Drug companies will no longer be able to pay for doctors to travel to conferences under new laws proposed by the Greens to get rid of a multimillion-dollar gravy train believed to be contaminating medical practice.
As concern mounts about the influence of drug and medical device companies’ largesse on doctors, Greens health spokesman Richard Di Natale said he would introduce a bill to the Senate to clean up the pharmaceutical sector’s interaction with health professionals.
The bill would ban payments for doctors to travel or attend education seminars and conferences domestically and overseas, as well as the sponsorship of educational meetings intended for Australian doctors overseas. It will also ban gifts and promotional items and require companies to report the names of health professionals and the fees they are receiving for services such as speeches or consulting.
In Australia, drug companies are spending about $65 million a year on hosting doctors at more than 35,000 educational events and some believe it is polluting medical practice with commercial interests.
”The public expect that when they are seeing a healthcare professional, they are getting advice based on the best evidence available and not on whether their doctor has been flown business class to a golf resort to provide particular information about a product,” said Senator Di Natale who has previously worked as a medical practitioner.
He said the bill would be introduced to the Senate in February so a committee can be created to hear submissions on the matter.
However, chief executive of Medicines Australia Dr Brendan Shaw said the bill was ”jumping the gun” as his organisation was working on greater transparency measures as part of the industry’s code of conduct due to be renewed in two years.
Last year, the Australian Competition and Consumer Commission asked the group to improve transparency of payments and sponsorship made by companies to health professionals. A working party has been set up to do this.

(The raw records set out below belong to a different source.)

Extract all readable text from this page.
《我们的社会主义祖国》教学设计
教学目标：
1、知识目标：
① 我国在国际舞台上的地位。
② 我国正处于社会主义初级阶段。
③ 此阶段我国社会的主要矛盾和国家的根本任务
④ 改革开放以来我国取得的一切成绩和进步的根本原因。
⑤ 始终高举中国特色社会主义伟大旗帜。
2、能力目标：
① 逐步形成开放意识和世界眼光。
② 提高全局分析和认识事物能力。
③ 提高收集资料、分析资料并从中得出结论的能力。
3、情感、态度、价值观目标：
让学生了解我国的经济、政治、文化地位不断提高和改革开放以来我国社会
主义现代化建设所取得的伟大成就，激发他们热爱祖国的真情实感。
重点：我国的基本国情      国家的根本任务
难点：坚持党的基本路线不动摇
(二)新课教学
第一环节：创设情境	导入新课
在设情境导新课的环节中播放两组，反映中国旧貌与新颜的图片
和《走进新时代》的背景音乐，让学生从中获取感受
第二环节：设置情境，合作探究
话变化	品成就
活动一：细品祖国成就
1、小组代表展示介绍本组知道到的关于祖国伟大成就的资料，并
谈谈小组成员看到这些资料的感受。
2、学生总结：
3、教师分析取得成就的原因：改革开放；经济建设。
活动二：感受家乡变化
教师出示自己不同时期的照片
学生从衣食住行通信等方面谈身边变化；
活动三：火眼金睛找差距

President of the Australian Medical Association Dr Steve Hambleton said he wanted to examine the Greens’ proposal before commenting, but said ”engaging with pharmaceutical companies was an important form of education” for doctors who rarely experienced lavish hospitality.
However, several scandals have caused a worldwide push for greater transparency in recent years. Last year, a US government committee found medical device company Medtronic was heavily involved in shaping the content of medical journal articles written by doctors who were paid about $210 million over 15 years in fees, royalties and other payments. Critics say this influenced information being given to doctors about its product. Medtronic has disputed this.
In Australia, a former drug company representative last year spoke out about doctors receiving thousands of dollars in speakers’ fees and first class travel to attend conferences. On Tuesday, Fairfax Media reported a Geelong doctor had ”blown the whistle” on Pfizer flying one of his colleagues and his family business class to a conference in New York. The whistleblower believed this was influencing prescribing at Geelong Hospital and putting patients at risk.
However, the hospital’s medical director, Professor Tom Callaly, rejected this as a ”smear campaign” and said an investigation had found no evidence of unsafe prescription of drugs.